Despite laws against the practice, many employees still attempt to cheat their time-sheets, collecting wages for hours they didn’t actually work. This practice can cripple a business, so diligence is needed to prevent it. Reducing fraud and errors in time tracking is payroll and management’s job, so encourage them to familiarize themselves with red flags, as well as institute practices designed to eliminate the opportunity to commit fraud.
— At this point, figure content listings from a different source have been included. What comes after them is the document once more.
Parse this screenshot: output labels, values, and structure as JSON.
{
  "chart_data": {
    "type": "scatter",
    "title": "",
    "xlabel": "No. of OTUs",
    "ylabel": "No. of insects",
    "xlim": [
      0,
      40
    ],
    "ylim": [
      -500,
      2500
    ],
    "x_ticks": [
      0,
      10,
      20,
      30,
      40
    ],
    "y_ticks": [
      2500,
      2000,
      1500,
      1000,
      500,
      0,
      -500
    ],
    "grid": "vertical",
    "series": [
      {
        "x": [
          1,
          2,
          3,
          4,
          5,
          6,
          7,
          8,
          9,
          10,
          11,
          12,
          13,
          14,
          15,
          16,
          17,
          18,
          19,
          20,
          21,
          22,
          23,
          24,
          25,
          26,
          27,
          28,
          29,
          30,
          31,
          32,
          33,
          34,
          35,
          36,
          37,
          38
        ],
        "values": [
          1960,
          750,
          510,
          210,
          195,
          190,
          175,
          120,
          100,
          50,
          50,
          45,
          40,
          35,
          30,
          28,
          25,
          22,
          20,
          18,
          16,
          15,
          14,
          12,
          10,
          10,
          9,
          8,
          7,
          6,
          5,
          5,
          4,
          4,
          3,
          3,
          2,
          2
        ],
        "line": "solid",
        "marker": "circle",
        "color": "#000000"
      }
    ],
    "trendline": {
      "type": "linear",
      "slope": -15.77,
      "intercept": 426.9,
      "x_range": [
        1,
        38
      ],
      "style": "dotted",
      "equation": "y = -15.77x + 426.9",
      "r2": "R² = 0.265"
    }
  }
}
How is Time-Sheet Fraud Committed?
Unauthorized Hours –
Fraudulent employees will increase their time-sheets with extra hours they didn’t actually work. On a long enough timeline, this practice can end up costing a business thousands of dollars, as was the case in Vermont, where a police patrol commander was found to have padded his time-sheet from 2006 – 2012, defrauding taxpayers to the tune of $213,000.
Buddy Punching –
People build friendships at work, but those friendships can become toxic when employees start to punch in for each other. A “friend” may ask her fellow employee to punch her hours into the company clock, even though she’s not working that day.
Ghost Employees –
Unfortunately, many companies have been crippled by the actions of their payroll staff. Payroll is supposed to prevent time-sheet fraud, but sometimes they could be the department behind the fraud. In large companies, where the fraud is less likely to be noticed, payroll staff will create a fake employee and collect their wages. Ghost employees may also be employees that have left the company, but to whom payroll still continues to cut a check.
Pay Rate Alteration –
Sometimes, an employee and a member of the payroll staff will join forces to defraud the company. The payroll staff member will alter the employee’s pay, increasing it to an amount that is desirable to both of them. The amount will then be split when the check is cashed.